Results: The mean Agrobacterium-mediated transformation efficiency of Golden Promise was 3.47% (±2.82). The transcript level of HvCKX2 in segregating progeny of T(1) lines was decreased to 34%. The reduction of the transcript in Agrobacterium-derived plants resulted in decreased CKX activity in the developing and developed leaves as well as in 7 DAP (days after pollination) spikes. The final phenotypic effect was increased productivity of T(0) plants and T(1) lines. Higher productivity was the result of the higher number of seeds and higher grain yield. It was also correlated with the higher 1000 grain weight, increased (by 7.5%) height of the plants and higher (from 0.5 to 2) numbers of spikes. The transformation efficiency of Golden Promise after biolistic transformation was more than twice as low compared to Agrobacterium. The transcript level in segregating progeny of T(1) lines was decreased to 24%. Otherwise, the enzyme activity found in the leaves of the lines after biolistic transformation, especially in cv. Golden Promise, was very high, exceeding the relative level of the control lines. These unbalanced ratios of the transcript level and the activity of the CKX enzyme negatively affected kernel germination or anther development and as a consequence setting the seeds.

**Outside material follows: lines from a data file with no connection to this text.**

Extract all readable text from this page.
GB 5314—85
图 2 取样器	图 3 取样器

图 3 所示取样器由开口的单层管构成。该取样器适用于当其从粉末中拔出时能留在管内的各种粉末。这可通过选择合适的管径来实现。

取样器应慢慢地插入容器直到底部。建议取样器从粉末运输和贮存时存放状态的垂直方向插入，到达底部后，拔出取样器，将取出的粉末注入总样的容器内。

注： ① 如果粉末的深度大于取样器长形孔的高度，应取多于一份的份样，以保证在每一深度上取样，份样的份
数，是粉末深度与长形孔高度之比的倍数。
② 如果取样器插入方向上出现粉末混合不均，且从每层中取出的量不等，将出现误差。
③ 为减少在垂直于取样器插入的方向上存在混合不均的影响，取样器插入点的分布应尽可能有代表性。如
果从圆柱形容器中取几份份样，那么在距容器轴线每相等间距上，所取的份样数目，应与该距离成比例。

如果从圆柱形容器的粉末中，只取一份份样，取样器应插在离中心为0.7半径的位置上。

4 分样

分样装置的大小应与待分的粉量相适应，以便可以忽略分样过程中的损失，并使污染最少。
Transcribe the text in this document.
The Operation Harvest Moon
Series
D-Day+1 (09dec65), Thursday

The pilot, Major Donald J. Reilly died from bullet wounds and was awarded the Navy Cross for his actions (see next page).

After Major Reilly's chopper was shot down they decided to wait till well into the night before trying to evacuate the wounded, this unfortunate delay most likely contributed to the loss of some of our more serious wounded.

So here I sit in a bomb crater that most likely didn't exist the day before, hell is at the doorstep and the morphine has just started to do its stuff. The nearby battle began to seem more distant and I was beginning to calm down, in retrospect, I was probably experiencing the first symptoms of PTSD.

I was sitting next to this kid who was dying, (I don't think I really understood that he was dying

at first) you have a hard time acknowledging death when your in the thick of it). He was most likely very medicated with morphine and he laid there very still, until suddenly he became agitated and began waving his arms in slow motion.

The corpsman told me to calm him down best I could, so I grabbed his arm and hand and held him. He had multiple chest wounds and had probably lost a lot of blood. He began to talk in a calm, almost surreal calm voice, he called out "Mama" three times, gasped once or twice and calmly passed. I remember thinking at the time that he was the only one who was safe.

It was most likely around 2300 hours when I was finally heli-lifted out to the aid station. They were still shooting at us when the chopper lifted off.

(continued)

The final phenotypic effect was the decreased productivity of T(0) plants and T(1) lines obtained via the biolistic silencing of HvCKX2.

Conclusion: The phenotypic result, which was higher productivity of silenced lines obtained via Agrobacterium, confirms the hypothesis that spatial and temporal differences in expression contributed to functional differentiation. The applicability of Agrobacterium-mediated transformation for gene silencing of developmentally regulated genes, like HvCKX2, was proven. Otherwise low productivity and disturbances in plant development of biolistic-silenced lines documented the unsuitability of the method. The possible reasons are discussed.


Figure 1
Figure 1
A, B. Relative HvCKX2 transcript accumulation in 7 DAP spikes of T1plants after biolistic (A) and Agrobacterium-mediated transformation (B).
Figure 2
Figure 2
Spikelets with the anthers in control 1/1 plant (first left; A, B) following biolistic-silenced 5/1, 5/2, 5/3 T1plants (A) and in control 1/2 plant following 5/4, 5/5, 5/6 T1plants (B). 5/1 – 5/6 plants are the progeny from T05 plant.
Figure 3
Figure 3
The schematic structure of Ubi-intron/bar selection cassette and silencing cassette for silencing of HvCKX2 gene via Agrobacterium and biolistic method.